The NBA franchises are closely monitoring the current tables as the Franchises of the NBA are playing it out to achieve a playoff place and to grip onto their prospect of acquiring the title. As the clubs fight it out on the floor a number of the Franchises have a fight off it, with the active financial structure as it is, and the players contract demands ever rising some of the Franchises are finding it difficult to endure in the current sporting market place. In this column we will look into the Philadelphia 76ers, a club with a notable history and a great followers basis. Plenty of the current Franchises are fashioned from enormous investment when the Franchise For Sale option were available to potential shareholders. This is growing to be more important in the current sporting market as Franchise For Sale options are extremely difficult to find, particularly in the basketball area. Stacks of presidents are holding onto their investments in this downturn and are eager for a turn around in the market. During this point presidents will be controlling their Franchises as a Home Based Franchise, which means that they are slashing their expenditure and only using the pure minimum. A Home Based Franchise tributes itself on not having much expenses and therefore using the Franchises ability to make a turnover. The current basketball Franchises are taking this method, as they don’t want a Franchise For Sale sign shown outside their ground. During a number of the Franchises history there has been significant variations in presidents and finances as the Philadelphia 76ers column will state.
The original Philadelphia 76ers were neither in Philadelphia nor called the 76ers. But the team did start in a north-eastern city and did have a patriotic identity, the Syracuse Nationals. The Nats had been in the NBA since the league's first year of being and came to the City of Brotherly Love in 1963, just subesequent to the Warriors had forsaken Philadelphia for San Francisco.

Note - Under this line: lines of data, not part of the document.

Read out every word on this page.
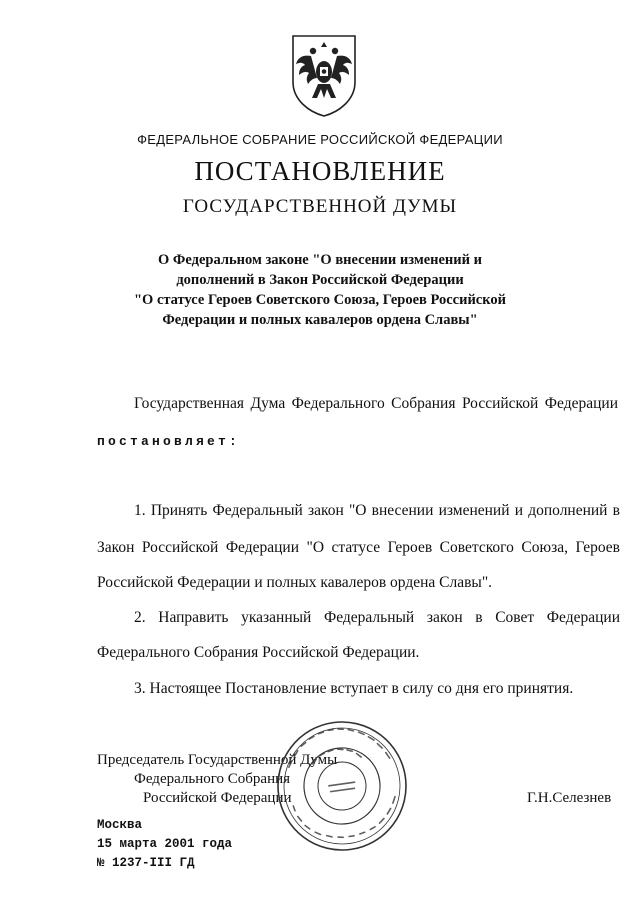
ФЕДЕРАЛЬНОЕ СОБРАНИЕ РОССИЙСКОЙ ФЕДЕРАЦИИ
ПОСТАНОВЛЕНИЕ
ГОСУДАРСТВЕННОЙ ДУМЫ
О Федеральном законе "О внесении изменений и
дополнений в Закон Российской Федерации
"О статусе Героев Советского Союза, Героев Российской
Федерации и полных кавалеров ордена Славы"
Государственная Дума Федерального Собрания Российской Федерации
постановляет:
1. Принять Федеральный закон "О внесении изменений и дополнений в
Закон Российской Федерации "О статусе Героев Советского Союза, Героев
Российской Федерации и полных кавалеров ордена Славы".
2. Направить указанный Федеральный закон в Совет Федерации
Федерального Собрания Российской Федерации.
3. Настоящее Постановление вступает в силу со дня его принятия.
Председатель Государственной Думы
Федерального Собрания
Российской Федерации	Г.Н.Селезнев
Москва
15 марта 2001 года
№ 1237-III ГД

Thus begun the Philadelphia 76ers, an organisation that has featured one of the best NBA lineups ever to grace onto the court (68-13 in 1966-67) and one of the worst to be killed on it (9-73 in 1972-73).

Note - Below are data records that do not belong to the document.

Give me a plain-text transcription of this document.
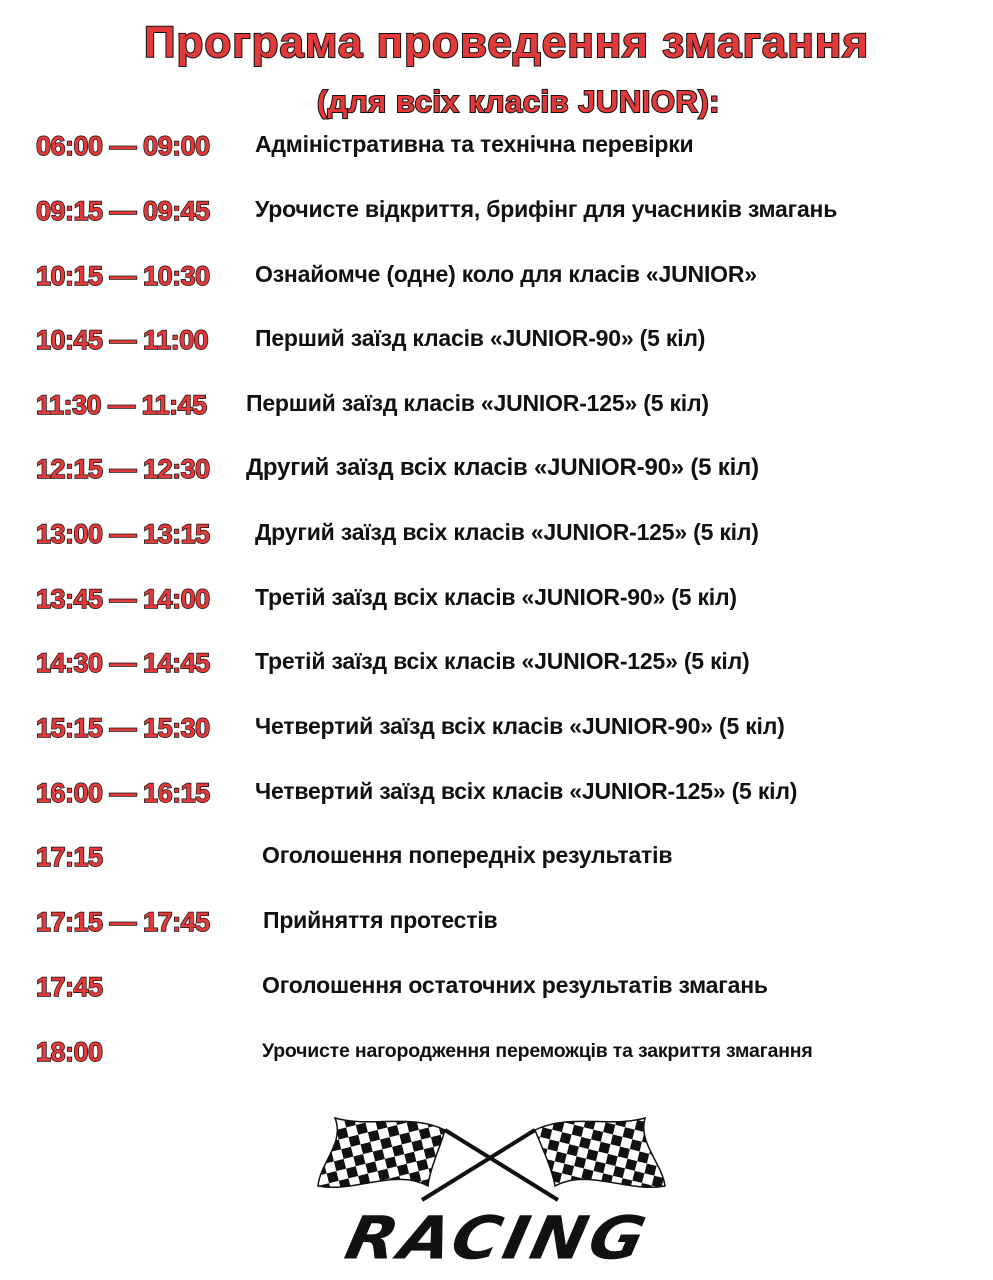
Програма проведення змагання
(для всіх класів JUNIOR):
06:00 — 09:00 Адміністративна та технічна перевірки
09:15 — 09:45 Урочисте відкриття, брифінг для учасників змагань
10:15 — 10:30 Ознайомче (одне) коло для класів «JUNIOR»
10:45 — 11:00 Перший заїзд класів «JUNIOR-90» (5 кіл)
11:30 — 11:45 Перший заїзд класів «JUNIOR-125» (5 кіл)
12:15 — 12:30 Другий заїзд всіх класів «JUNIOR-90» (5 кіл)
13:00 — 13:15 Другий заїзд всіх класів «JUNIOR-125» (5 кіл)
13:45 — 14:00 Третій заїзд всіх класів «JUNIOR-90» (5 кіл)
14:30 — 14:45 Третій заїзд всіх класів «JUNIOR-125» (5 кіл)
15:15 — 15:30 Четвертий заїзд всіх класів «JUNIOR-90» (5 кіл)
16:00 — 16:15 Четвертий заїзд всіх класів «JUNIOR-125» (5 кіл)
17:15	Оголошення попередніх результатів
17:15 — 17:45 Прийняття протестів
17:45	Оголошення остаточних результатів змагань
18:00	Урочисте нагородження переможців та закриття змагання
RACING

Six Franchises from the NBL, including Syracuse, were taken into the BAA for the 1949-50 season, and the new league became the National Basketball Association. (Philadelphia's tradition in the new league is worth documenting: the Philadelphia Warriors were one of 11 charter associates of the BAA and were in the initial NBA.)
In the spring of 1963, Irv Kosloff and Ike Richman grouped up to purchase the Syracuse Nationals and moved the team to Philadelphia as the 76ers. Despite the changes, the new Philadelphia 76ers didn't seem all that different on the floor. In 1967 the 76ers beat the San Francisco Warriors in six games to take the trophy. That 76ers team has since been known as one of the greatest ever. As part of the NBA's 35th-anniversary festivities in 1980, the 1966-67 76ers were voted the finest team in NBA history.
Fitz Eugene Dixon bought the franchise in May 1976 and soon gave Philadelphia a status as a squad built on dollars. Dixon opened the vault immediately, paying $6 million for Julius "Dr. J" Erving ($3 million to the ABA New Jersey Nets and $3 million to Erving's bank account) earlier to the 1976-77 season.
Philadelphia, one of the country's famous basketball cities, and its 76ers are an important part of the league's history and of its future.